Mr Macron’s government is pushing ahead with its pension age reforms in the face of opinion polls that suggest two-thirds of voters are opposed to the changes, which begin their passage through the National Assembly next week.
Without a majority in parliament, the government will have to rely on the right-wing Republicans for support as much as the ruling parties’ own MPs.
Hours before the main protest began in the Place d’Italie in central Paris, thousands of marchers turned out in Toulouse, Marseille and Nice in the south, and Saint Nazaire, Nantes and Rennes in the west.
A reported 11,000 police were deployed to cover the demonstrations taking place in more than 200 towns and cities. Some skirmishes were reported at the end of the Paris route in Place Vauban and 30 people were arrested. The interior minister praised police for their handling of the protests.

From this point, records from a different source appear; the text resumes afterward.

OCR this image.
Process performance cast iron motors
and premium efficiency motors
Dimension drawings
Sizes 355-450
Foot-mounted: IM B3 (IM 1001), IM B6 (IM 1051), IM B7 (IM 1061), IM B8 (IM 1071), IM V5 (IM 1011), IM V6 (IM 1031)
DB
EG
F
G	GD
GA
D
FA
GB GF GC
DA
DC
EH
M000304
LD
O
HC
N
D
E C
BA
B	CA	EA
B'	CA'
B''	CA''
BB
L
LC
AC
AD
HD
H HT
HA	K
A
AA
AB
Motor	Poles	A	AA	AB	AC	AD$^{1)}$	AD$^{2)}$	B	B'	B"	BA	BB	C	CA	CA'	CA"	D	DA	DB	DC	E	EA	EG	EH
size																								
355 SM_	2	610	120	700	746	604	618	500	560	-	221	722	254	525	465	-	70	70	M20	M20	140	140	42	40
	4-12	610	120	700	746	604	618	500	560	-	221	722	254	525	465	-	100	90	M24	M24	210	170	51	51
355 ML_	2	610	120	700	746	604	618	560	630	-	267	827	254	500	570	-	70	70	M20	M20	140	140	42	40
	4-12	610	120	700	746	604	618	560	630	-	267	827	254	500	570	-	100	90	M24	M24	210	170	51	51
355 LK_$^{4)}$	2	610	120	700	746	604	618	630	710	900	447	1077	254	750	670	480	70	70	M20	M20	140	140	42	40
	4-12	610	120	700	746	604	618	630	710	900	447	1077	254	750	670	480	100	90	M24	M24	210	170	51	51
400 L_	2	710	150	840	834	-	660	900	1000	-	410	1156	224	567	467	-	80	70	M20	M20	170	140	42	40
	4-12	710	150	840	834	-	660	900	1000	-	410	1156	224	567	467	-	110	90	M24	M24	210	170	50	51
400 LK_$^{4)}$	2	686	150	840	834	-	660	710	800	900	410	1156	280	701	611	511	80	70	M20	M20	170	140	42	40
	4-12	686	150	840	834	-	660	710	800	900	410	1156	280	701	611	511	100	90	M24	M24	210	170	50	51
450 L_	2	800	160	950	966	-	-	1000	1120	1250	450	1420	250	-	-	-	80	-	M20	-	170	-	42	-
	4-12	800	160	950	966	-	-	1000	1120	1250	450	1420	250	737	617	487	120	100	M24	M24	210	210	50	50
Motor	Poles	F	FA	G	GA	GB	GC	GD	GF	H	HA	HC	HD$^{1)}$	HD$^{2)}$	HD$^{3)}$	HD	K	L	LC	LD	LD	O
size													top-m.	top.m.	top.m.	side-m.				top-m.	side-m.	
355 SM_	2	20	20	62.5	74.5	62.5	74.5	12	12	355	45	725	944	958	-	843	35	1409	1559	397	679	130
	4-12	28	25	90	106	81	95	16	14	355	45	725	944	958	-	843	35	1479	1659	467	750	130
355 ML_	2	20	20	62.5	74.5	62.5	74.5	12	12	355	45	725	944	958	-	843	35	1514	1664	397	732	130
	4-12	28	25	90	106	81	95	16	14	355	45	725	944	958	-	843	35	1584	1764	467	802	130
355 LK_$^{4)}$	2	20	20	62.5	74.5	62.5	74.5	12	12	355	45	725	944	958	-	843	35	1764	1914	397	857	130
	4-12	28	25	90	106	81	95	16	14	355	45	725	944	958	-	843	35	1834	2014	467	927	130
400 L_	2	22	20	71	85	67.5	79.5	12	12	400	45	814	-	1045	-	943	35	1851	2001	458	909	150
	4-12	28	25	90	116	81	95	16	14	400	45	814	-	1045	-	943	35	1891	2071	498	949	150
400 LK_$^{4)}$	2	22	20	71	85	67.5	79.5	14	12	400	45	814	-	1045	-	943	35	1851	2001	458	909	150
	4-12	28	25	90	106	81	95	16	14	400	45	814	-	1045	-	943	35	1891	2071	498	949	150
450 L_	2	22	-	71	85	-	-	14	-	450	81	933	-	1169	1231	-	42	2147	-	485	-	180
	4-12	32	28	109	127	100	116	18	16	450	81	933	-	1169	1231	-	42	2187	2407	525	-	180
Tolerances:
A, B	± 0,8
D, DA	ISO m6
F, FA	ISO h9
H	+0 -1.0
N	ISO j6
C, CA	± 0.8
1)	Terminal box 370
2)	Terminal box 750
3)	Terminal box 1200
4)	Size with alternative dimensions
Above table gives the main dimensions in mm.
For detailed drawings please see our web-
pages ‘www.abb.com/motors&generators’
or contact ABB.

“Mr Macron is certain to lose,” far-left leader Jean-Luc Mélenchon told reporters in Marseille. “Nobody wants his reforms, and the more the days go by, the greater the opposition to them.”
Karima, 62, held up a placard in Paris highlighting that the government’s plans hurt women far more than men: “Lots of us already have broken careers and will have to work even longer than men in order to have a full pension.”
There was severe disruption to transport, with three-quarters of trains outside Paris cancelled and only two driverless metro lines operating normally in Paris. Large crowds were reported on one of the main overground lines in the capital.
Transport strikes no longer have the capacity to throttle France like they used to. The proportion of public sector workers on strike was actually lower on Tuesday than on 19 January – a sign, presumably, of a fear of lost wages.
The CGT union said at least three-quarters of workers had walked out at the big TotalEnergies oil refineries and fuel depots, although the company said the number was far lower. Power plants reported reduced production after workers went on strike at the main electricity company EDF.
One of the main teachers’ unions said some 55% of secondary school teachers had walked out, although the government said the figure was just over a quarter. High school pupils staged protests outside some schools and students said they would occupy Sciences Po university in Paris in support of the strikers.